Однако Газен чувствовал себя глубоко уязвленным, не понимал, как выйти из этого затруднительного положения, и поэтому ничего не ответил.
– Впрочем, если вы не желаете ничего признавать и не хотите протянуть в знак примирения руку, мы можем считать, что наш поединок окончен, и на этом расстаться.
– Я вынужден так поступить, потому что другого выхода у меня попросту нет.
Эти его слова положили конец сложившейся неприятной ситуации, противники раскланялись и разошлись в разные стороны.
– Только что, – сказал Коарасс по дороге в город, – мы приобрели смертельного врага.

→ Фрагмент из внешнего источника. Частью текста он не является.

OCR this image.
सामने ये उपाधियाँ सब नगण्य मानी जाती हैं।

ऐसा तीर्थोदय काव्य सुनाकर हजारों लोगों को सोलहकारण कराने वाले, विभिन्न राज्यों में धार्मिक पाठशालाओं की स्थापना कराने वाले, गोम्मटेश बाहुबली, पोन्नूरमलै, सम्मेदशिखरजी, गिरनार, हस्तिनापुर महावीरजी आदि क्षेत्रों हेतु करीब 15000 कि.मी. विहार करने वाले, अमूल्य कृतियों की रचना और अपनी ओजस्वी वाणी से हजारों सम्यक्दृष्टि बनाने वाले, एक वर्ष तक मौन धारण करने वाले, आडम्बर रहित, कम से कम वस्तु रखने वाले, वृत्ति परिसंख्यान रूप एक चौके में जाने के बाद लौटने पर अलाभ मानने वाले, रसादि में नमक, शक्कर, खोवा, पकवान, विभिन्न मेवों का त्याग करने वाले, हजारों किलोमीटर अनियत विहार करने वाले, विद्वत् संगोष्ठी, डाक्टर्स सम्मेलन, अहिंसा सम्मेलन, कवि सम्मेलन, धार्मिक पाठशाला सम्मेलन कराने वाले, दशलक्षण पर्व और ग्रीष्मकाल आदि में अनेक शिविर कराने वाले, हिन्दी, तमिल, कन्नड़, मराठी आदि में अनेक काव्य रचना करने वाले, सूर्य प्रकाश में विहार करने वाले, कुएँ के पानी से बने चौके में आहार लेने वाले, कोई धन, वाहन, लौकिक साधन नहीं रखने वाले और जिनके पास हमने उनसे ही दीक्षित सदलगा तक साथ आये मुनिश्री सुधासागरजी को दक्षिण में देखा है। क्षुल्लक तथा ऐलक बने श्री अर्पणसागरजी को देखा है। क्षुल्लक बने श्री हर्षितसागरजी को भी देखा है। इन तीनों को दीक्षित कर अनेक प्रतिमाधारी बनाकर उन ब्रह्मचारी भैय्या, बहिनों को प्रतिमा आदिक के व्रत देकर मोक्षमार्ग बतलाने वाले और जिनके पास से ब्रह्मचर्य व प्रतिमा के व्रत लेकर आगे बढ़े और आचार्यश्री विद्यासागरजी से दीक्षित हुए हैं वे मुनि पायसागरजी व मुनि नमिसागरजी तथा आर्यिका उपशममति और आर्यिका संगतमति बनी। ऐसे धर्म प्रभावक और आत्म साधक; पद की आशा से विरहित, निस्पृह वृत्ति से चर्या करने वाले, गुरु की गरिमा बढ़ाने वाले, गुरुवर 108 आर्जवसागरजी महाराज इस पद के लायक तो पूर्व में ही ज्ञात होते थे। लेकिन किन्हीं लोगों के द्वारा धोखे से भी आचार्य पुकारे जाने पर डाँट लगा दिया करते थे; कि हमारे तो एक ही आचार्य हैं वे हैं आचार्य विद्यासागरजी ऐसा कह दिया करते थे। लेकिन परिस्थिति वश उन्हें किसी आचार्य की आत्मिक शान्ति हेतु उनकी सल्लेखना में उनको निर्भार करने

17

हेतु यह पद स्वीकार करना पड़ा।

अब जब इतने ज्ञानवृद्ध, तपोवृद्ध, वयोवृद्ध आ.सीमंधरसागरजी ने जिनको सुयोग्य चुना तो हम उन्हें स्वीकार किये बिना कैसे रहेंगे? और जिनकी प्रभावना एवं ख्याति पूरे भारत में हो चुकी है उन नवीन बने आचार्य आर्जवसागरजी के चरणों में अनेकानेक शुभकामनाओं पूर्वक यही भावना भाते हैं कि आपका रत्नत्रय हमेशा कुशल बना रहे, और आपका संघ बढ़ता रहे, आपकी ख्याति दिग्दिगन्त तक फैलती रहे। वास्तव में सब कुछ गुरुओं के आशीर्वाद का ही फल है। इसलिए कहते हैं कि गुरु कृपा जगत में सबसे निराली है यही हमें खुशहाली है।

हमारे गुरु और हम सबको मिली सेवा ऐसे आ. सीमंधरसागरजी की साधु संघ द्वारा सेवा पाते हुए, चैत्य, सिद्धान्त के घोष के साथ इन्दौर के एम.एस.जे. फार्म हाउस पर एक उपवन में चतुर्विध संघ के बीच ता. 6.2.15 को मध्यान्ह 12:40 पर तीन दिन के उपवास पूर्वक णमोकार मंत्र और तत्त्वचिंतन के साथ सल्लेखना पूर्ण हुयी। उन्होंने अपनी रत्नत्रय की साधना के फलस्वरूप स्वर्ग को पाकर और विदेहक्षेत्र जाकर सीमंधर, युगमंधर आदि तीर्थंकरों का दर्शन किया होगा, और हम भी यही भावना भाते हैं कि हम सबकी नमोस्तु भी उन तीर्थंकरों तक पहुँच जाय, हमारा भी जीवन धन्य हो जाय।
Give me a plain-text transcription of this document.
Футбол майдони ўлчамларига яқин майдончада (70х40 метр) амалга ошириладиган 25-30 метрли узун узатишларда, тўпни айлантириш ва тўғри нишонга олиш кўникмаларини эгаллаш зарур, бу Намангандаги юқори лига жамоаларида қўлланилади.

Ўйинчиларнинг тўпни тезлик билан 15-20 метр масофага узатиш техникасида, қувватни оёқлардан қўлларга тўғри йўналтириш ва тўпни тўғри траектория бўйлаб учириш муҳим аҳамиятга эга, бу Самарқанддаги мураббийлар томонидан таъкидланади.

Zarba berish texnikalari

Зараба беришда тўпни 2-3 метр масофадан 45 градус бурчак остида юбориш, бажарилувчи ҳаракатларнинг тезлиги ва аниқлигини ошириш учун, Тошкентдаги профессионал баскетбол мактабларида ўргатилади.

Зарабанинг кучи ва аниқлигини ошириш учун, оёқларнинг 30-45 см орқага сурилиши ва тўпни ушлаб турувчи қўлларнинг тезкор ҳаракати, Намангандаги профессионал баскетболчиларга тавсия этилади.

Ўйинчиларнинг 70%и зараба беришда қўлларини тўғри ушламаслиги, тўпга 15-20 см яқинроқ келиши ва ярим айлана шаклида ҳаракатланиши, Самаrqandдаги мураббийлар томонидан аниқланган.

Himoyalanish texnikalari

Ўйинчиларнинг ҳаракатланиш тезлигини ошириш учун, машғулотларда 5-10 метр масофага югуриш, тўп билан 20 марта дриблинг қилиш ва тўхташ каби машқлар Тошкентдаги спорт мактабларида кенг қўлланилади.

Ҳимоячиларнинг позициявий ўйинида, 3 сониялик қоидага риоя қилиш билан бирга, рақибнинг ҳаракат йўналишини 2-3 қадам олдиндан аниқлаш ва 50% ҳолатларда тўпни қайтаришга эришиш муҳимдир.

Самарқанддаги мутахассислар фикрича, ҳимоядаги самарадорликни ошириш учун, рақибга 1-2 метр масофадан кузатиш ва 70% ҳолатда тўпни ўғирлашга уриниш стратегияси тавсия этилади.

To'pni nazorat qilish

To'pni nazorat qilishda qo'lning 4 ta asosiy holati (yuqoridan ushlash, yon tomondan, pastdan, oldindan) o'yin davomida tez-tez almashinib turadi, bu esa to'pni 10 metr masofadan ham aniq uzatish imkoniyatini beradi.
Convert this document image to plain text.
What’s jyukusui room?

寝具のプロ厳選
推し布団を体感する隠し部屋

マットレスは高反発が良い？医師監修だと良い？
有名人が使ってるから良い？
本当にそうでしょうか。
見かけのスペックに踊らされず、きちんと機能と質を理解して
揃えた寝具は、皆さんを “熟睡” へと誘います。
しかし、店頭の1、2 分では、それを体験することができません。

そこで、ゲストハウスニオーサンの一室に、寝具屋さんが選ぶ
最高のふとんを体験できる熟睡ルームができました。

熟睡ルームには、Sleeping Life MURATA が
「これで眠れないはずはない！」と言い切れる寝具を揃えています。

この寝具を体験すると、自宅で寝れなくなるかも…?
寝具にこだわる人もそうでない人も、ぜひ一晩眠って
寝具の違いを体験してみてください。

– Надо думать, – ответил Мэн-Арди, – мы задели его самолюбие, но если бы он даже не был тщеславным, то все равно нам никогда не простил бы.
– Когда мы расставались, в глазах его полыхала ненависть.
– Ну что же, друзья мои, тем хуже для него. Во-первых, я не думаю, что он слишком уж опасен. А во-вторых, мы не будем оставлять его без внимания.
Коарасс и Мэн-Арди говорили об этом совершенно спокойно, даже не подозревая, до какой степени роковой для них впоследствии может оказаться ненависть юного Газена.